Ela morava em uma pequena vila, numa aconchegante casinha. De todas as pessoas que gostavam dessa linda menininha, sua avó com toda a certeza era quem mais a amava. Adorava presentear a criança, mas um dia, ela não sabia mais o que dar para agrada-la, então a presenteou com um chapeuzinho de veludo vermelho.

A menina gostou tanto do presente da avó, que passou a usá-lo todos os dias. Por causa disso, ficou conhecida como Chapeuzinho Vermelho.

– Ah não diga... Chapeuzinho Vermelho. Quer dizer que se eu ganhar um chapéu azul da minha vó e usar algumas vezes, vão me chamar de chapeuzinho azul? — zombou Sieghart.

– Sieghart, primeiramente eu duvido que você tenha avó. — começou Dio que observava a cena. — Acho que você tem a idade de ser o meu tataratataratataravó. E posso dizer que não sou um dos seres mais novos daqui.

– Percebeu que se chamou de velho, né idiota? — comentou Rey.

– Você não pode falar nada.

– Dá pra parar? — interferiu a narradora.

Em um dia de sol e brisa leve, sua mão a chamou.

– Chapeuzinho meu bem. — chamou sua mãe. Ela tinha os cabelos brancos, olhos azuis e um sorriso doce, como o da filha.

– Sim mamãe. — falou Chapeuzinho sempre com seu chapéu vermelho e seus cabelos loiros penteados chegando perto com o olhar curioso.

Leve este pedaço de bolo e este suco para sua avó. Ela está doente e muito fraca, isso daqui e a sua presença fará ela se sentir melhor. Comporte-se, e lembre-se, não sai na estrada, pois passar pela floresta é muito perigoso.

– Sim mamãe. — ela disse pegando a cesta onde estava o bolo e o suco. Sua mãe lhe deu um beijo na testa e Chapeuzinho saiu pela porta da frente.

– Não siga pela floresta, Chapeuzinho!– falou sua mãe acenando enquanto ela saia.

– Não farei isso, mãe! — ela respondeu de volta.

A menina andou por alguns metros quando parou e olhou para o lado. Lá estava a floresta que sua mãe mandou ela não entrar. "Como um lugar tão quieto e tranquilo assim pode ser perigoso?" pensou.

Ela adentrou a floresta, onde passarinhos cantavam e folhas farfalhavam. Realmente, aquilo parecia calmo. A menina estava feliz e enquanto andava, cantarolava.

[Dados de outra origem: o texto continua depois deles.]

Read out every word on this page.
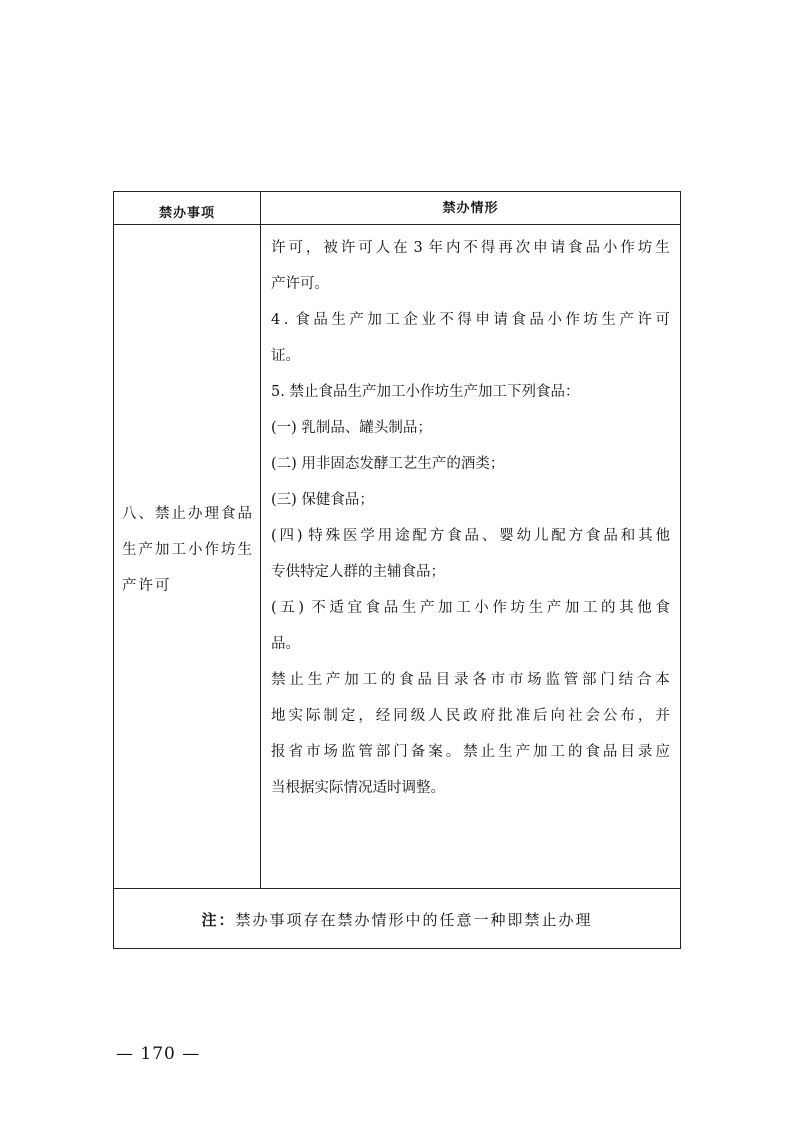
禁办事项	禁办情形
八、禁止办理食品生产加工小作坊生产许可
许 可 ， 被 许 可 人 在 3 年 内 不 得 再 次 申 请 食 品 小 作 坊 生
产许可。
4 . 食 品 生 产 加 工 企 业 不 得 申 请 食 品 小 作 坊 生 产 许 可
证。
5. 禁止食品生产加工小作坊生产加工下列食品：
(一) 乳制品、罐头制品；
(二) 用非固态发酵工艺生产的酒类；
(三) 保健食品；
( 四 ) 特 殊 医 学 用 途 配 方 食 品 、 婴 幼 儿 配 方 食 品 和 其 他
专供特定人群的主辅食品；
( 五 ) 不 适 宜 食 品 生 产 加 工 小 作 坊 生 产 加 工 的 其 他 食
品。
禁 止 生 产 加 工 的 食 品 目 录 各 市 市 场 监 管 部 门 结 合 本
地 实 际 制 定 ， 经 同 级 人 民 政 府 批 准 后 向 社 会 公 布 ， 并
报 省 市 场 监 管 部 门 备 案 。 禁 止 生 产 加 工 的 食 品 目 录 应
当根据实际情况适时调整。
注：禁办事项存在禁办情形中的任意一种即禁止办理
— 170 —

– Pela estrada a fora eu vou bem sozinha, levar esses doses para a vovozinha...

– Ela mora longe e o caminho é deserto... — continuou Amy se empolgando.

– Amy, menos.– disse a narradora.

– Mas eu adoro essa música! — ela disse. Mas a narradora ergueu uma sobrancelha e bronqueou-a com o olhar. — Ah, poxa vida... falou fazendo biquinho e cruzando os braços.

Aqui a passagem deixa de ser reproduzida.